Recall that if we compare the distance from the center of circle 𝑀 to line 𝐿 with the radius of the circle, we can determine whether 𝐿 is a secant, a tangent, or if it is outside the circle. In particular, the distance from 𝑀 to 𝐿 is defined by the length of the perpendicular line segment that joins 𝑀 to 𝐿. Since line segment 𝑀𝐴 is perpendicular to 𝐿, it therefore measures the distance from 𝑀 to 𝐿. Now, 𝑀𝐴 satisfies the equation two 𝑀𝐴 minus 56 equals 18. We can solve this to find 𝑀𝐴 by rearranging the equation. Adding 56 to both sides, we have two 𝑀𝐴 equals 74. We can then divide through by two such that 𝑀𝐴 is equal to 37.

We are now in a position to compare the length of 𝑀𝐴 to the length of the radius. Since the radius is 65 and 𝑀𝐴 is equal to 37, we have 𝑀𝐴 is less than 𝑟. This can be illustrated as shown. Since 𝑀𝐴 is less than 𝑟, we can conclude that, by definition, the correct answer is option (A). That is, 𝐿 is a secant to the circle. Note that if the length 𝑀𝐴 was equal to the length of the radius, then line 𝐿 would be a tangent to the circle. And if 𝑀𝐴 was greater than 𝑟, then the line would be outside of the circle.

There is one final thing that is worth noting when dealing with straight lines and circles. As a tangent always intersects a circle at a single point on its circumference and this point is the closest point on the tangent to the center, the perpendicular line segment between a tangent and the center is always a radius of the circle. This can be more formally stated as follows. For a circle with center 𝑀 with a tangent 𝐿 to the circle at a point 𝐴, line segment 𝑀𝐴 is perpendicular to the tangent and is a radius of the circle. We note that this property goes both ways. If a line is perpendicular to a radius of the circle and intersects that radius at a point on the circumference, then it must be a tangent to the circle.

So far, we have seen how points can interact with circles and how lines can interact with circles. But what about circles with other circles? At a basic level, two distinct circles can intersect at two points, at one point, or not at all. However, there are additional scenarios that arise when one circle is contained within the other circle. Let us investigate these one by one.

In all five of these cases, we assume that we have two distinct circles, one with center 𝑀 one and radius 𝑟 one and the other with center 𝑀 two and radius 𝑟 two. We will let 𝑀 one 𝑀 two be the distance between the two centers. If 𝑀 one 𝑀 two is greater than 𝑟 one plus 𝑟 two, then the circles are apart from each other. They do not intersect and neither one is inside the other. If 𝑀 one 𝑀 two is equal to 𝑟 one plus 𝑟 two, then the circles intersect at one point, 𝐴, on the outside of both circles. We note that there is a tangent to both circles at 𝐴.

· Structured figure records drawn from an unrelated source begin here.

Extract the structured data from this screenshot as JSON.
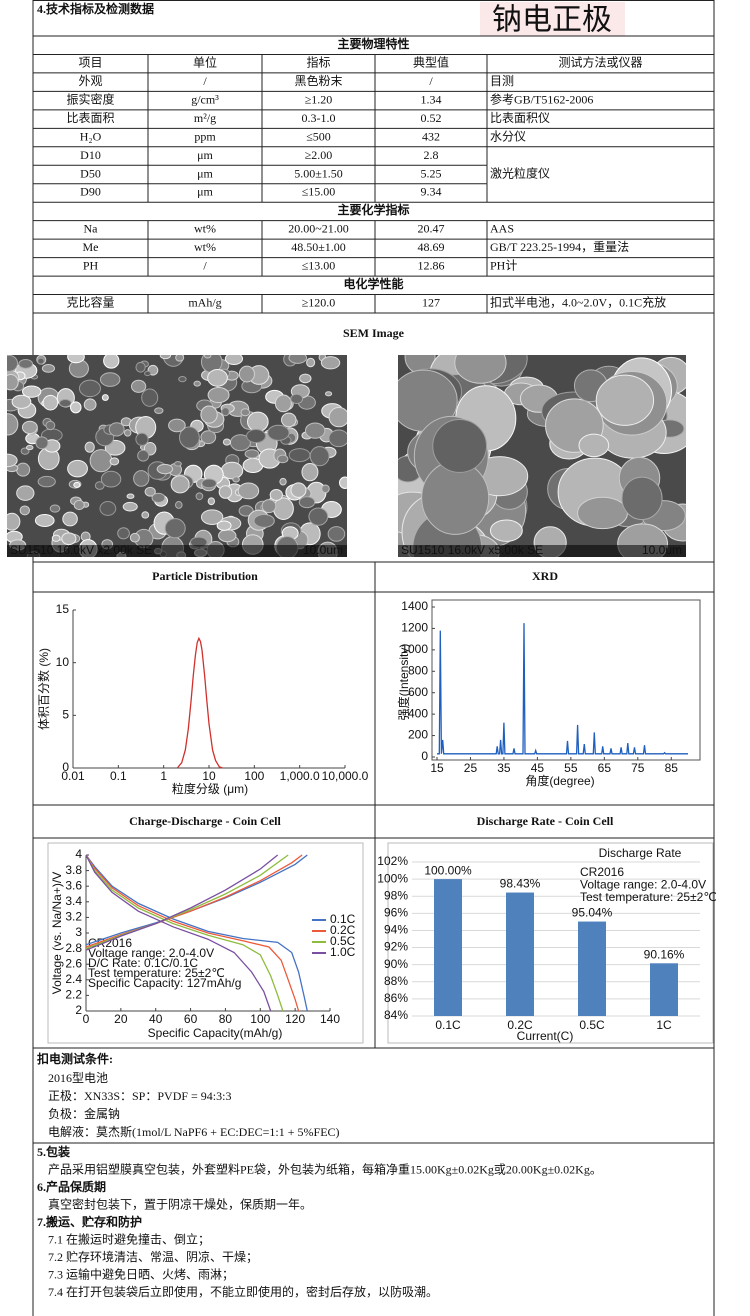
{
  "header": {
    "section_title": "4.技术指标及检测数据",
    "stamp": "钠电正极"
  },
  "tables": [
    {
      "title": "主要物理特性",
      "columns": [
        "项目",
        "单位",
        "指标",
        "典型值",
        "测试方法或仪器"
      ],
      "rows": [
        [
          "外观",
          "/",
          "黑色粉末",
          "/",
          "目测"
        ],
        [
          "振实密度",
          "g/cm³",
          "≥1.20",
          1.34,
          "参考GB/T5162-2006"
        ],
        [
          "比表面积",
          "m²/g",
          "0.3-1.0",
          0.52,
          "比表面积仪"
        ],
        [
          "H₂O",
          "ppm",
          "≤500",
          432,
          "水分仪"
        ],
        [
          "D10",
          "μm",
          "≥2.00",
          2.8,
          "激光粒度仪"
        ],
        [
          "D50",
          "μm",
          "5.00±1.50",
          5.25
        ],
        [
          "D90",
          "μm",
          "≤15.00",
          9.34
        ]
      ]
    },
    {
      "title": "主要化学指标",
      "rows": [
        [
          "Na",
          "wt%",
          "20.00~21.00",
          20.47,
          "AAS"
        ],
        [
          "Me",
          "wt%",
          "48.50±1.00",
          48.69,
          "GB/T 223.25-1994，重量法"
        ],
        [
          "PH",
          "/",
          "≤13.00",
          12.86,
          "PH计"
        ]
      ]
    },
    {
      "title": "电化学性能",
      "rows": [
        [
          "克比容量",
          "mAh/g",
          "≥120.0",
          127,
          "扣式半电池，4.0~2.0V，0.1C充放"
        ]
      ]
    }
  ],
  "sem": {
    "title": "SEM Image",
    "images": [
      {
        "caption": "SU1510 16.0kV x2.00k SE",
        "scale": "10.0um"
      },
      {
        "caption": "SU1510 16.0kV x5.00k SE",
        "scale": "10.0um"
      }
    ]
  },
  "chart_data": [
    {
      "type": "line",
      "title": "Particle Distribution",
      "xlabel": "粒度分级 (μm)",
      "ylabel": "体积百分数 (%)",
      "xscale": "log",
      "xlim": [
        0.01,
        10000
      ],
      "xticks": [
        0.01,
        0.1,
        1,
        10,
        100,
        {
          "value": 1000,
          "label": "1,000.0"
        },
        {
          "value": 10000,
          "label": "10,000.0"
        }
      ],
      "ylim": [
        0,
        15
      ],
      "yticks": [
        0,
        5,
        10,
        15
      ],
      "color": "#d0312d",
      "x": [
        2,
        2.5,
        3,
        3.5,
        4,
        4.5,
        5,
        5.5,
        6,
        6.5,
        7,
        8,
        9,
        10,
        12,
        14,
        17,
        20
      ],
      "values": [
        0,
        0.5,
        1.7,
        3.7,
        6.3,
        8.8,
        10.7,
        11.9,
        12.3,
        12,
        11.2,
        8.8,
        6.3,
        4.2,
        1.7,
        0.7,
        0.1,
        0
      ]
    },
    {
      "type": "line",
      "title": "XRD",
      "xlabel": "角度(degree)",
      "ylabel": "强度(Intensity)",
      "xlim": [
        15,
        90
      ],
      "xticks": [
        15,
        25,
        35,
        45,
        55,
        65,
        75,
        85
      ],
      "ylim": [
        0,
        1400
      ],
      "yticks": [
        0,
        200,
        400,
        600,
        800,
        1000,
        1200,
        1400
      ],
      "color": "#1f5fbf",
      "x": [
        15,
        15.7,
        16,
        16.3,
        16.7,
        17,
        32.7,
        33,
        33.3,
        33.7,
        34,
        34.3,
        34.7,
        35,
        35.3,
        37.7,
        38,
        38.3,
        40.7,
        41,
        41.3,
        44.2,
        44.5,
        44.8,
        53.7,
        54,
        54.3,
        56.7,
        57,
        57.3,
        58.7,
        59,
        59.3,
        61.7,
        62,
        62.3,
        64.2,
        64.5,
        64.8,
        66.7,
        67,
        67.3,
        69.7,
        70,
        70.3,
        71.7,
        72,
        72.3,
        73.7,
        74,
        74.3,
        76.7,
        77,
        77.3,
        82.7,
        83,
        83.3,
        90
      ],
      "values": [
        30,
        30,
        1180,
        30,
        160,
        30,
        30,
        100,
        30,
        30,
        160,
        30,
        30,
        320,
        30,
        30,
        80,
        30,
        30,
        1250,
        30,
        30,
        60,
        30,
        30,
        150,
        30,
        30,
        300,
        30,
        30,
        120,
        30,
        30,
        230,
        30,
        30,
        100,
        30,
        30,
        80,
        30,
        30,
        90,
        30,
        30,
        130,
        30,
        30,
        90,
        30,
        30,
        110,
        30,
        30,
        40,
        30,
        30
      ]
    },
    {
      "type": "line",
      "title": "Charge-Discharge - Coin Cell",
      "xlabel": "Specific Capacity(mAh/g)",
      "ylabel": "Voltage (vs. Na/Na+)/V",
      "xlim": [
        0,
        140
      ],
      "xticks": [
        0,
        20,
        40,
        60,
        80,
        100,
        120,
        140
      ],
      "ylim": [
        2,
        4
      ],
      "yticks": [
        2,
        2.2,
        2.4,
        2.6,
        2.8,
        3,
        3.2,
        3.4,
        3.6,
        3.8,
        4
      ],
      "annotations": [
        "CR2016",
        "Voltage range: 2.0-4.0V",
        "D/C Rate: 0.1C/0.1C",
        "Test temperature: 25±2℃",
        "Specific Capacity: 127mAh/g"
      ],
      "series": [
        {
          "name": "0.1C",
          "color": "#4472c4",
          "x": [
            0,
            20,
            40,
            60,
            80,
            100,
            120,
            127,
            null,
            0,
            5,
            15,
            30,
            50,
            70,
            90,
            110,
            118,
            122,
            125,
            127
          ],
          "values": [
            2.85,
            3.0,
            3.13,
            3.28,
            3.45,
            3.65,
            3.88,
            4.0,
            null,
            4.0,
            3.85,
            3.6,
            3.38,
            3.18,
            3.02,
            2.93,
            2.88,
            2.75,
            2.5,
            2.2,
            2.0
          ]
        },
        {
          "name": "0.2C",
          "color": "#ed5a3a",
          "x": [
            0,
            20,
            40,
            60,
            80,
            100,
            118,
            124,
            null,
            0,
            5,
            15,
            30,
            50,
            70,
            90,
            105,
            112,
            116,
            120,
            122
          ],
          "values": [
            2.82,
            2.98,
            3.12,
            3.28,
            3.46,
            3.67,
            3.9,
            4.0,
            null,
            4.0,
            3.83,
            3.58,
            3.35,
            3.15,
            3.0,
            2.9,
            2.82,
            2.65,
            2.4,
            2.15,
            2.0
          ]
        },
        {
          "name": "0.5C",
          "color": "#8fbc3f",
          "x": [
            0,
            20,
            40,
            60,
            80,
            100,
            116,
            null,
            0,
            5,
            15,
            30,
            50,
            70,
            90,
            100,
            106,
            110,
            113
          ],
          "values": [
            2.8,
            2.97,
            3.12,
            3.3,
            3.5,
            3.74,
            4.0,
            null,
            4.0,
            3.8,
            3.55,
            3.32,
            3.12,
            2.97,
            2.85,
            2.72,
            2.45,
            2.2,
            2.0
          ]
        },
        {
          "name": "1.0C",
          "color": "#7a4fa0",
          "x": [
            0,
            20,
            40,
            60,
            80,
            100,
            110,
            null,
            0,
            5,
            15,
            30,
            50,
            70,
            85,
            95,
            102,
            106
          ],
          "values": [
            2.78,
            2.96,
            3.12,
            3.32,
            3.55,
            3.82,
            4.0,
            null,
            4.0,
            3.78,
            3.52,
            3.28,
            3.08,
            2.92,
            2.75,
            2.5,
            2.25,
            2.0
          ]
        }
      ]
    },
    {
      "type": "bar",
      "title": "Discharge Rate - Coin Cell",
      "subtitle": "Discharge Rate",
      "xlabel": "Current(C)",
      "annotations": [
        "CR2016",
        "Voltage range: 2.0-4.0V",
        "Test temperature: 25±2℃"
      ],
      "categories": [
        "0.1C",
        "0.2C",
        "0.5C",
        "1C"
      ],
      "values": [
        100,
        98.43,
        95.04,
        90.16
      ],
      "value_labels": [
        "100.00%",
        "98.43%",
        "95.04%",
        "90.16%"
      ],
      "color": "#4f81bd",
      "ylim": [
        84,
        102
      ],
      "grid": true,
      "yticks": [
        {
          "value": 84,
          "label": "84%"
        },
        {
          "value": 86,
          "label": "86%"
        },
        {
          "value": 88,
          "label": "88%"
        },
        {
          "value": 90,
          "label": "90%"
        },
        {
          "value": 92,
          "label": "92%"
        },
        {
          "value": 94,
          "label": "94%"
        },
        {
          "value": 96,
          "label": "96%"
        },
        {
          "value": 98,
          "label": "98%"
        },
        {
          "value": 100,
          "label": "100%"
        },
        {
          "value": 102,
          "label": "102%"
        }
      ]
    }
  ],
  "test_conditions": {
    "title": "扣电测试条件:",
    "lines": [
      "2016型电池",
      "正极：XN33S：SP：PVDF = 94:3:3",
      "负极：金属钠",
      "电解液：莫杰斯(1mol/L NaPF6 + EC:DEC=1:1 + 5%FEC)"
    ]
  },
  "sections": [
    {
      "title": "5.包装",
      "lines": [
        "产品采用铝塑膜真空包装，外套塑料PE袋，外包装为纸箱，每箱净重15.00Kg±0.02Kg或20.00Kg±0.02Kg。"
      ]
    },
    {
      "title": "6.产品保质期",
      "lines": [
        "真空密封包装下，置于阴凉干燥处，保质期一年。"
      ]
    },
    {
      "title": "7.搬运、贮存和防护",
      "lines": [
        "7.1 在搬运时避免撞击、倒立；",
        "7.2 贮存环境清洁、常温、阴凉、干燥；",
        "7.3 运输中避免日晒、火烤、雨淋；",
        "7.4 在打开包装袋后立即使用，不能立即使用的，密封后存放，以防吸潮。"
      ]
    }
  ]
}
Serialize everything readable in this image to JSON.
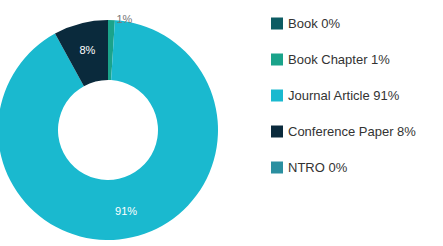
{
  "chart_data": {
    "type": "pie",
    "categories": [
      "Book 0%",
      "Book Chapter 1%",
      "Journal Article 91%",
      "Conference Paper 8%",
      "NTRO 0%"
    ],
    "values": [
      0,
      1,
      91,
      8,
      0
    ],
    "value_labels": [
      null,
      "1%",
      "91%",
      "8%",
      null
    ],
    "colors": [
      "#0d5c63",
      "#1aa38a",
      "#1ab9cf",
      "#0a2a3c",
      "#2a8fa0"
    ],
    "data_labels": true,
    "legend": "right"
  }
}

Suppose 𝑟 one is greater than or equal to 𝑟 two. Then, if 𝑀 one 𝑀 two is greater than 𝑟 one minus 𝑟 two and less than 𝑟 one plus 𝑟 two, the two circles intersect at two points, 𝐴 and 𝐵. If 𝑟 one is greater than 𝑟 two and 𝑀 one 𝑀 two is equal to 𝑟 one minus 𝑟 two, then the circles intersect at one point, 𝐴, on the inside of the circle centered at 𝑀 one. Note that 𝑟 one cannot equal 𝑟 two in this case, since the circles would overlap and not be distinct. In the final case, if 𝑟 one is greater than 𝑟 two and 𝑀 one 𝑀 two is less than 𝑟 one minus 𝑟 two, then one circle is inside the other and the circles do not intersect.

In all five cases, the important thing is to compare the distance 𝑀 one 𝑀 two of the centers of the circles from one another to their radii. This can be summarized as shown.

We will now look at an example where we need to recall these properties.

Suppose we have two circles, one with center 𝑀 one and radius 𝑟 one equals seven and one with center 𝑀 two and radius 𝑟 two equal to four. Given that the circles intersect at two distinct points, which of the following is the correct range of values for the length 𝑀 one 𝑀 two? (A) 𝑀 one 𝑀 two is less than three. (B) 𝑀 one 𝑀 two is less than 11. (C) Three is less than 𝑀 one 𝑀 two. (D) 𝑀 one 𝑀 two is grteater than three and less than 11. Or (E) 𝑀 one 𝑀 two is greater than four and less than seven.

We are told in this question that two circles intersect at two distinct points. The larger circle has center 𝑀 one and a radius of seven, whereas the smaller circle has center 𝑀 two and radius equal to four. We are asked to find the range of values for the length 𝑀 one 𝑀 two, which is the distance between the two centers. We recall that when two circles intersect at two distinct points, then 𝑀 one 𝑀 two is greater than 𝑟 one minus 𝑟 two and less than 𝑟 one plus 𝑟 two. Substituting in the values in this question, we have 𝑀 one 𝑀 two is greater than seven minus four and less than seven plus four. This simplifies to 𝑀 one 𝑀 two is greater than three and less than 11. So, the correct answer is option (D).

We will now finish this video by summarizing the key points.

We began by considering the relationship between a point and a circle. In this case, there were three possible scenarios. If the distance between the center 𝑀 and a general point 𝑃 is less than the radius, then the point lies inside the circle. If the length 𝑀𝑃 equals 𝑟, the point lies on the circle. And if 𝑀𝑃 is greater than 𝑟, then the point is outside the circle. Next, we looked at the relationship between a straight line and a circle. Once again, there were three possibilities. If 𝑀𝐴 is less than 𝑟, then 𝐿 is a secant to the circle. If 𝑀𝐴 equals 𝑟, then 𝐿 is a tangent to the circle. And if 𝑀𝐴 is greater than 𝑟, then 𝐿 is outside the circle, where 𝐴 is the point on 𝐿 that is closest to the center of the circle M.

Finally, for two circles with centers 𝑀 one and 𝑀 two and radii 𝑟 one and 𝑟 two, we saw the following. If 𝑀 one 𝑀 two is greater than 𝑟 one plus 𝑟 two, the circles are apart. If 𝑀 one 𝑀 two is equal to 𝑟 one plus 𝑟 two, the circles touch externally. If 𝑀 one 𝑀 two is greater than 𝑟 one minus 𝑟 two and less than 𝑟 one plus 𝑟 two, the circles intersect twice. If 𝑀 one 𝑀 two is equal to 𝑟 one minus 𝑟 two, the circles touch internally. And finally, if 𝑀 one 𝑀 two is less than 𝑟 one minus 𝑟 two, one circle is inside the other, where 𝑟 one is greater than or equal to 𝑟 two.